Dia desses a gente precisou se readaptar praticamente a tudo nessa vida. Do dia a dia aos sonhos, os gestos, os desejos e os anseios. Tudo o que estava programado, de certa forma, precisou ser repensado, reorganizado, reformulado. No Sud, o pássaro verde, meu restaurante no Rio de Janeiro, fomos obrigados a mudar toda a travessia no meio do oceano. De um dia para o outro, toda a nossa operação mudou da água para vinho.
Eu, que tinha o maior preconceito com a palavra delivery – quem, eu? Mandar a minha comida dentro de uma quentinha na garupa de uma moto sacolejando pela cidade? Nem pensar, – de repente me vi imaginando maneiras de fazer a comida sair e chegar o mais íntegra possível dentro de uma quentinha.
Na verdade, eu percebi que a quentinha era uma espécie de tábua de salvação. Uma oportunidade de continuar exercendo nosso ofício, de não parar, de não desistir. As quentinhas de repente se tornaram nossos pratos. Um quadro vazio à espera de uma colherada. Desde o início, mantive a utopia – esta é uma das minhas características inegociáveis na vida, não perder de vista a tal utopia – de acreditar que seria possível reinventar esta possibilidade, sem inventar muita moda. Uma cozinha fresca, franca, artesanal e orgulhosa dos seus ingredientes, dos pequenos produtores, do mar e do pescador.

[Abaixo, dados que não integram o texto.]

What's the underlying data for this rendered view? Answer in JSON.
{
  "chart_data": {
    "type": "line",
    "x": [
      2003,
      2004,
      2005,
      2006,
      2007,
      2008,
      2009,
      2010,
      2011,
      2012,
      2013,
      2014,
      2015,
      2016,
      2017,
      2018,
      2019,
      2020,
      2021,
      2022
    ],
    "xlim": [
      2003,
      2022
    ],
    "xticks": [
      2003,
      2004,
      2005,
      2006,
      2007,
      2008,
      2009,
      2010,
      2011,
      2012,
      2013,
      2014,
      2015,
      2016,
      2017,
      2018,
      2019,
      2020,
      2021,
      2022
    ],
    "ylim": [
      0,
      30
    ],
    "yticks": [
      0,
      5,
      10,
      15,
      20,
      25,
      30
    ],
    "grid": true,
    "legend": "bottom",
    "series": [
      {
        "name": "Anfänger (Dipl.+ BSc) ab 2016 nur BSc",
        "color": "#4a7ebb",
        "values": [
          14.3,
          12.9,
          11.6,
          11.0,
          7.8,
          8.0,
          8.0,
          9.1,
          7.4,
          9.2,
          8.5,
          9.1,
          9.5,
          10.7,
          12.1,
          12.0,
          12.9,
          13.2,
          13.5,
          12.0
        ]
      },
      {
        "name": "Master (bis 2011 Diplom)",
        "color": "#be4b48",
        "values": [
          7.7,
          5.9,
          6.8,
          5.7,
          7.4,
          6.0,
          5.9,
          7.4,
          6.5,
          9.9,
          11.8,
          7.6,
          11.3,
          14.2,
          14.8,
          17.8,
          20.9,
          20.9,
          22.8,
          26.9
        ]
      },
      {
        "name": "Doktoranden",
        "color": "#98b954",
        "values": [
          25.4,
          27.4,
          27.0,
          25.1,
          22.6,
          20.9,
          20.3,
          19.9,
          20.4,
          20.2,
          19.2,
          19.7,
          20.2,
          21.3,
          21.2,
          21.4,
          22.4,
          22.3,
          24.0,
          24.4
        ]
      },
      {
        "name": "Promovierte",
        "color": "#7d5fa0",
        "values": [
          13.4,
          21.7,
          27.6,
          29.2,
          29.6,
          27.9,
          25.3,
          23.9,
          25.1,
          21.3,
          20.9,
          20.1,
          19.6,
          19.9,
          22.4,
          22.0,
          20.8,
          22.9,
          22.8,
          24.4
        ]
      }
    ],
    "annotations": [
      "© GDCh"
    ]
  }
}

Eu tenho uma frase que me define há anos e que, hoje em dia, para a minha alegria, é repetida mundo afora por inúmeros cozinheiros: “o meu mise en place não começa na cozinha, começa no quintal do meu produtor”. Outra que eu adoro ter dito é: “quem decide o menu aqui não sou eu, é a natureza. É o mar, é o pescador”. Pois bem, dito isso, um belo dia nosso querido pescador, o Plínio, ligou e disse: “chef, tem lagosta viva”. Eu não pestanejei um minuto sequer, apenas disse: “eu quero”. Tirei fotos lindas, divulguei, vendemos tudo!
Uma grande amiga me mandou uma mensagem: “só você mesmo, Sud. Colocar uma lagosta numa quentinha”. Pensei, ué, Salvador Dalí foi muito mais ousado!